3) For those of you using an SLR, you have the benefit of knowing that when you look through the view finder you are seeing the world through the lens of the camera. Most digital SLR cameras have a nice feature called Depth of Field Preview. This allows you to set your aperture and see the true DOF by pressing the preview button (look in your manual to see if you have one and where it is located). The preview will always be dark or dim, but you should still be able to preview.
4) Focal length is a factor of which you should be aware. For example a 200mm lens has a narrower DOF than 35mm focal length lens.
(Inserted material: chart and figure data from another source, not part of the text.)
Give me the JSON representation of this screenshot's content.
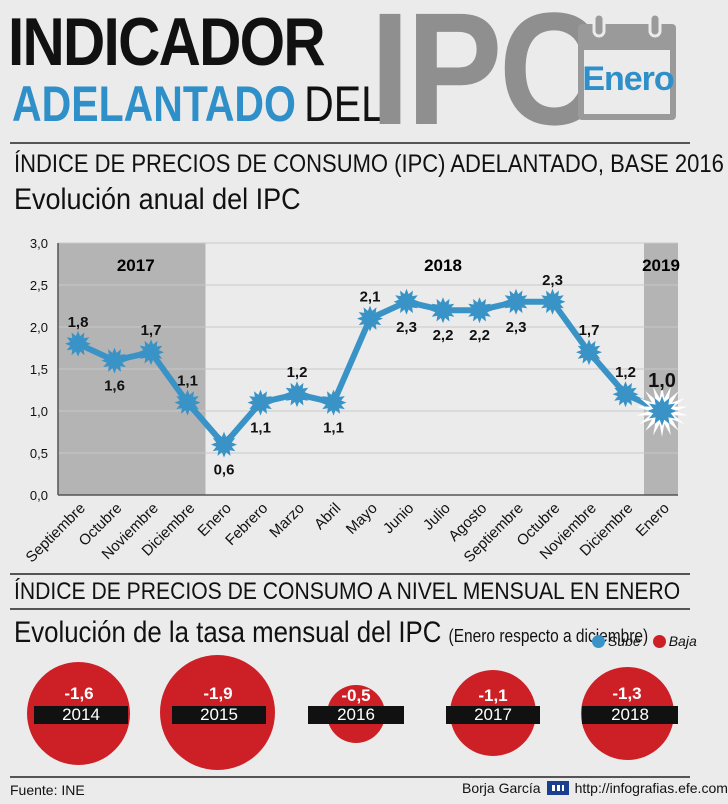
{
  "header": {
    "line1": "INDICADOR",
    "line2_blue": "ADELANTADO",
    "line2_black": "DEL",
    "big": "IPC",
    "calendar_month": "Enero",
    "calendar_icon": "calendar-icon"
  },
  "section1": {
    "subtitle": "ÍNDICE DE PRECIOS  DE CONSUMO (IPC) ADELANTADO, BASE 2016",
    "title": "Evolución anual del IPC"
  },
  "chart_data": {
    "type": "line",
    "title": "Evolución anual del IPC",
    "categories": [
      "Septiembre",
      "Octubre",
      "Noviembre",
      "Diciembre",
      "Enero",
      "Febrero",
      "Marzo",
      "Abril",
      "Mayo",
      "Junio",
      "Julio",
      "Agosto",
      "Septiembre",
      "Octubre",
      "Noviembre",
      "Diciembre",
      "Enero"
    ],
    "values": [
      1.8,
      1.6,
      1.7,
      1.1,
      0.6,
      1.1,
      1.2,
      1.1,
      2.1,
      2.3,
      2.2,
      2.2,
      2.3,
      2.3,
      1.7,
      1.2,
      1.0
    ],
    "value_labels": [
      "1,8",
      "1,6",
      "1,7",
      "1,1",
      "0,6",
      "1,1",
      "1,2",
      "1,1",
      "2,1",
      "2,3",
      "2,2",
      "2,2",
      "2,3",
      "2,3",
      "1,7",
      "1,2",
      "1,0"
    ],
    "year_labels": [
      "2017",
      "2018",
      "2019"
    ],
    "yticks": [
      "0,0",
      "0,5",
      "1,0",
      "1,5",
      "2,0",
      "2,5",
      "3,0"
    ],
    "ylim": [
      0,
      3
    ],
    "line_color": "#3a93c6",
    "shade_color": "#b4b4b4"
  },
  "section2": {
    "subtitle": "ÍNDICE DE PRECIOS DE CONSUMO A NIVEL MENSUAL EN ENERO",
    "title": "Evolución de la tasa mensual del IPC",
    "note": "(Enero respecto a diciembre)",
    "legend_up": "Sube",
    "legend_down": "Baja",
    "up_color": "#3a93c6",
    "down_color": "#cc2026",
    "bubbles": [
      {
        "year": "2014",
        "value": "-1,6"
      },
      {
        "year": "2015",
        "value": "-1,9"
      },
      {
        "year": "2016",
        "value": "-0,5"
      },
      {
        "year": "2017",
        "value": "-1,1"
      },
      {
        "year": "2018",
        "value": "-1,3"
      }
    ]
  },
  "footer": {
    "source": "Fuente: INE",
    "author": "Borja García",
    "url": "http://infografias.efe.com"
  }
}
So, to achieve the DOF you are after, sometimes it's possible to adjust your focal length by changing your distance to the subject resulting in better depth of field.
5) When stopping down the lens (higher f/stop number), you are letting in less light to the camera, so you'll need to compensate to get the correct exposure. Either you'll need to use a longer shutter speed or a higher ISO. The latter is rarely my choice because of the increased noise which is not an acceptable trade off for me. Digital cameras by the way, have been made to emulate the film-based versions quite well when it comes to noise artifacts. So use a tripod whenever possible under these conditions.
With these basics in mind, as always I am a firm believer of bonding with your camera so that you will know exactly how it will respond to changes you make when out taking pictures. I encourage you to pick a subject outside your home, something that will stay in the same place so you can run test shots, view them on your computer, and then go back out to be sure you can get the same results twice. Choose a mailbox, fountain, or gnome; something like that. Now set your camera to Aperture Priority Mode. Photograph your gnome many times, each time altering the aperture, point of focus and focal length. Be sure to do this when you have time and LOG your shots. Be sure to mark the distance from your gnome so you can repeat the process and understand the point of focus when compared to the f/stop and focal length. If you take the time to do this exercise, you will be able to get consistent results on the fly!
Good Shooting May the Focus Be With You!